House committee sends inquiry to Harvard over China conference protest


Harvard has once again found itself in the crosshairs of a U.S. House committee — this time over an April 20 incident at an annual conference on China held at the Harvard Kennedy School. During the event, student protestors disrupted an address by the Chinese ambassador to the U.S. and were promptly removed from the room.

The House Select Committee on the Chinese Communist Party sent a letter to Harvard interim President Alan Garber Monday, asking him questions about security at the event and background information about its organizer, a student group called Greater China Society.

In video footage of the event, two people stand up during the ambassador’s remarks and can be heard shouting as they hold up signs, one reading, “China Lies, People Die.” The protest, as reported by the Harvard Crimson at the time, was organized by activists from Students for a Free Tibet and Coalition of Students Resisting the Chinese Communist Party.

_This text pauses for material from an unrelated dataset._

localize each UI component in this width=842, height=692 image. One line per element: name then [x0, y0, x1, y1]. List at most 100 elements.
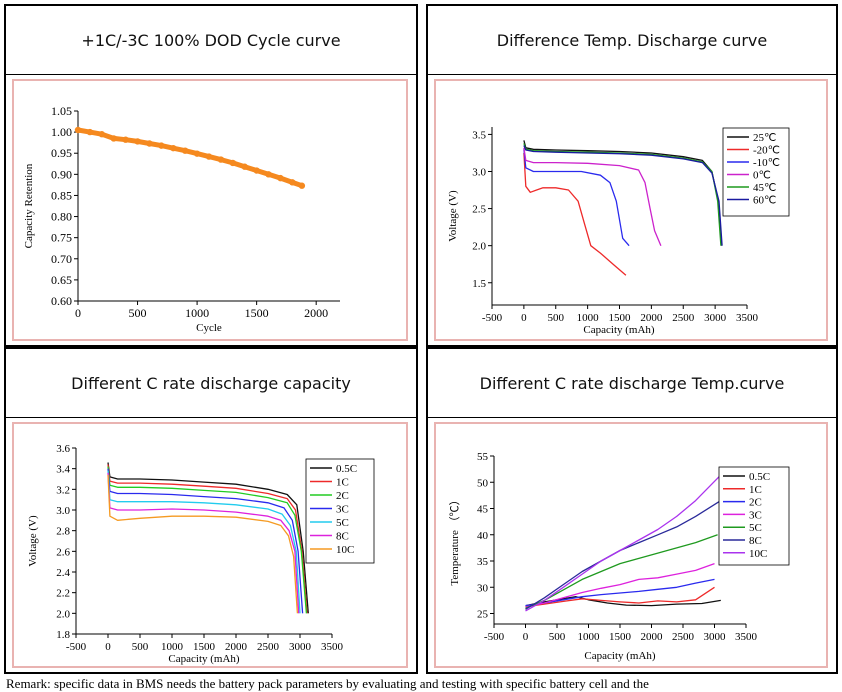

The letter, signed by Rep. John Moolenaar, a Republican from Michigan and chairman of the committee, refers to the “forcible removal” of one of the students after she “protested the Chinese government’s human rights abuses” and alleges the other student was later approached by an event organizer and “asked for the names of (other) protestors” in a form of intimidation.

“This incident raises serious questions regarding possible transnational repression by the Chinese government and the involvement of international students from China at Harvard in acts of harassment and intimidation condoned by the Chinese government against its critics,” Moolenaar wrote.

The probe is the latest inquiry into activities at Harvard since the House-led investigation into antisemitism on campus following the Oct. 7 attacks by Hamas in Israel, and the subsequent war in Gaza. It also comes shortly after a former Berklee College of Music student from China was sentenced to nine months in prison by a Boston federal judge for cyberstalking and threatening someone who posted a flier near campus promoting democracy in China.

Citing this case, the House letter asks “whether our universities are doing enough to educate students about civil liberty and ensure students’ safety for freedom of expression.”

Moolenaar, who became chairman of the committee this past April, asked that Harvard provide a briefing of the incident and respond to the set of 13 questions by July 26.

In addition to questions about the scope of security and handling of the protest, the letter also asks questions about event organizer, the student organization Greater China Society, including whether the group “coordinate(s) its activities with the Chinese government or the Chinese diplomatic missions.”

A spokesman for Harvard declined to comment about the letter on Tuesday.

Two U.S. representatives from Massachusetts — Seth Moulton and Jake Auchincloss — sit on the committee. Both declined to comment about the letter.